Let’s show a simple example. Here’s a circular aperture, represented in Photoshop as a white disk in the center of a black background.

Circular aperture

And here is the magnitude of its Discrete Fourier Transform (DFT):

DFT of circular aperture

Now, I should probably explain some mathematical niceties in this representation. First, this is just our old friend, the Airy disk, which we first encountered here in discussions of diffraction. Looking at this image, you’ll notice certain symmetries. What you’re seeing is, in effect, the Airy disk sliced into four pieces and put together backwards. This is just a side-effect of the way in which the software I’m using (Wolfram Mathematica) computes the DFT. The low spatial frequencies are clustered in the left-hand corner, where, as the scales show, both the frequencies in the x and y axes are near 0.

Let’s see what happens if we apply a low pass filter to this circular disk. The DFT now looks like this, with those few higher spatial frequency ripples gone:

Airy Disk low-pass filtered

And this is the resulting image:

Circular aperture, smoothed

You can see the obvious smoothing of the sharp edges of the disk. Let’s go the other way. Let’s enhance the higher frequencies and remove the low ones.

High pass filter applied

You might have to look at this for a moment, but what’s happened is that the low frequencies are completely removed and the higher frequency ripples have been amplified. Here’s the resulting image:

circular aperture, high pass filtered

Cool, eh? We just have the edge of the disk left. Just in case you thought this didn’t work; it actually works a hot damn.

In another post here, I showed how the human eye is a bandpass system in terms of its contrast sensitivity function (CSF). What is quite astounding about the CSF chart shown there is that our eyes are obviously processing the image on the basis of its spatial frequency content and not just the points of light. The peak values of the points of light are exactly the same along any horizontal line. But we don’t see them as equal. We see them in a way that depends on the local variation in spatial frequency. Our perceptual apparatus, our perceptual system, has a bandpass MTF!

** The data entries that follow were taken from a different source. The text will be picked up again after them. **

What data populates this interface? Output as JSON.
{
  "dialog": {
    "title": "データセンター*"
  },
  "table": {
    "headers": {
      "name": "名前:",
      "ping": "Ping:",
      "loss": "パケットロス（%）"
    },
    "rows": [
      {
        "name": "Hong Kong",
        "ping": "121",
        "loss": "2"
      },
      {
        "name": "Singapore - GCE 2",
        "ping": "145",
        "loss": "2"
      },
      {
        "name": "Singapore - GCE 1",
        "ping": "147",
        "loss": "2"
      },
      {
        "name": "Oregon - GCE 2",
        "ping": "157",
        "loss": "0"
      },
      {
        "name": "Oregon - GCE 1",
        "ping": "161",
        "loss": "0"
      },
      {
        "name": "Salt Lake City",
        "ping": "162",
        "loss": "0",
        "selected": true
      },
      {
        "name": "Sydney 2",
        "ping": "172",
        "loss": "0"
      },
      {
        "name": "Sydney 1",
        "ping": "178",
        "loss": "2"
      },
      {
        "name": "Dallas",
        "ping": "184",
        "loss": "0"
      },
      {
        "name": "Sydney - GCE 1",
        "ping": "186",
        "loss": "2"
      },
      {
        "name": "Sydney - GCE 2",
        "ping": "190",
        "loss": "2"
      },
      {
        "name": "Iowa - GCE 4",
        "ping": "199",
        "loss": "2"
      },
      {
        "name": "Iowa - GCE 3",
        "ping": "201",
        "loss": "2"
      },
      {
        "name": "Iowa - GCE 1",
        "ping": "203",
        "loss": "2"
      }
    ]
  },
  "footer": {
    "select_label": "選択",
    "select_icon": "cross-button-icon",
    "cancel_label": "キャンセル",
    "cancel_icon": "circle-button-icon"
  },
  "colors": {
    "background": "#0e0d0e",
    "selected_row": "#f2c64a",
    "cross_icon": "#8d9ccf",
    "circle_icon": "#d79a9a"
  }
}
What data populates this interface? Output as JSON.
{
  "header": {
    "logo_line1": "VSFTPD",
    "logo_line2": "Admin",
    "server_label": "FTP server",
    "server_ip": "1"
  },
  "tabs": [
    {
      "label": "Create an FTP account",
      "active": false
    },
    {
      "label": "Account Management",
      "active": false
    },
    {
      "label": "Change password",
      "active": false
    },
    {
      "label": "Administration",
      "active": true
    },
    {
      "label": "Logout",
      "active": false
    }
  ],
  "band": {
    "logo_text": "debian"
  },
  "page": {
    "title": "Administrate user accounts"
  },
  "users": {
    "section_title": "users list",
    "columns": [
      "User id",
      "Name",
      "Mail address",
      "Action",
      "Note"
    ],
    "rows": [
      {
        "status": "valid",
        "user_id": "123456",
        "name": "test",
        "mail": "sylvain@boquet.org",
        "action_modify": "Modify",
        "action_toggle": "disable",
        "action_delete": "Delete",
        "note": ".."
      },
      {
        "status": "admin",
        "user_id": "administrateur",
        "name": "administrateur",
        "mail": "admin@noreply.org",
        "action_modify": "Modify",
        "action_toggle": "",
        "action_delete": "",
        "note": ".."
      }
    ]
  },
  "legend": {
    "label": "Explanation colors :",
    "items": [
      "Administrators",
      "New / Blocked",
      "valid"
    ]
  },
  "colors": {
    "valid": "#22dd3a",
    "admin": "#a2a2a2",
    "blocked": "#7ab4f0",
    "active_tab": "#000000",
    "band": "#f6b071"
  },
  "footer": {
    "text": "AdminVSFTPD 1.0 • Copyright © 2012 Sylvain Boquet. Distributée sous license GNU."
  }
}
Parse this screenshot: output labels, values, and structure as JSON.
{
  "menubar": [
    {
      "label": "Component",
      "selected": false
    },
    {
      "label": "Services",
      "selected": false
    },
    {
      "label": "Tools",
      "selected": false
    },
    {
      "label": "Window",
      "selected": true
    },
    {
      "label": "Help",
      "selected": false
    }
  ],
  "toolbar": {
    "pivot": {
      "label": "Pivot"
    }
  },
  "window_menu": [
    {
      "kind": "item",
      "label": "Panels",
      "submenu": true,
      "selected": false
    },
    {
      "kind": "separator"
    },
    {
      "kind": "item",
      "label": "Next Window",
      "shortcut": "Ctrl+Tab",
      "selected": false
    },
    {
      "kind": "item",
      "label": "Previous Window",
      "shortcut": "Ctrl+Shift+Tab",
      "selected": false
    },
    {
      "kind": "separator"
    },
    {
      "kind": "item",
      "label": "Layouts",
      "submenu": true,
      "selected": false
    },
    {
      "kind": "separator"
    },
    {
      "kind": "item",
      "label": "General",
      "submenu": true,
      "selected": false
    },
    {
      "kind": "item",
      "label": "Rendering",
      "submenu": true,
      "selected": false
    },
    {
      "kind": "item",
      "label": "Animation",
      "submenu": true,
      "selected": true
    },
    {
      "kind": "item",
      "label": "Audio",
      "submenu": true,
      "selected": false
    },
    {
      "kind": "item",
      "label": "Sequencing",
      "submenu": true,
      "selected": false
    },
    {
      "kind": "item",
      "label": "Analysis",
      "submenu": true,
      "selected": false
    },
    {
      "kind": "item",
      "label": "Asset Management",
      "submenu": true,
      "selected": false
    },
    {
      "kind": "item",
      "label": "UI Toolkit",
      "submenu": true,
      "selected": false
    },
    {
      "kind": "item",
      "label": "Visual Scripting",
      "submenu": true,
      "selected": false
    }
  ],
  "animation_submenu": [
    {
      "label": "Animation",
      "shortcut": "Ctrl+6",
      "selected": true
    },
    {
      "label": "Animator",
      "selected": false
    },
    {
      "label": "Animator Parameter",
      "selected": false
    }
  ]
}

As a thing of some not insignificant beauty, depending on your point of view I guess, the following is the DFT of that CSF chart:

DFT of the CSF chart

Click on the image for the larger view and pay careful attention to the area around 0,0 in the left hand corner. You should see a bit of a dotted line there indicating the very low frequency values corresponding to the uniform gray of the image. The very fine spatial frequency structure shows the information content of the image; and the notches tell that many spatial frequencies are missing. Nonetheless, this view of the CSF chart in Mr Fourier’s world is perhaps even more amazing that the regular view we have in our own; don’t you think?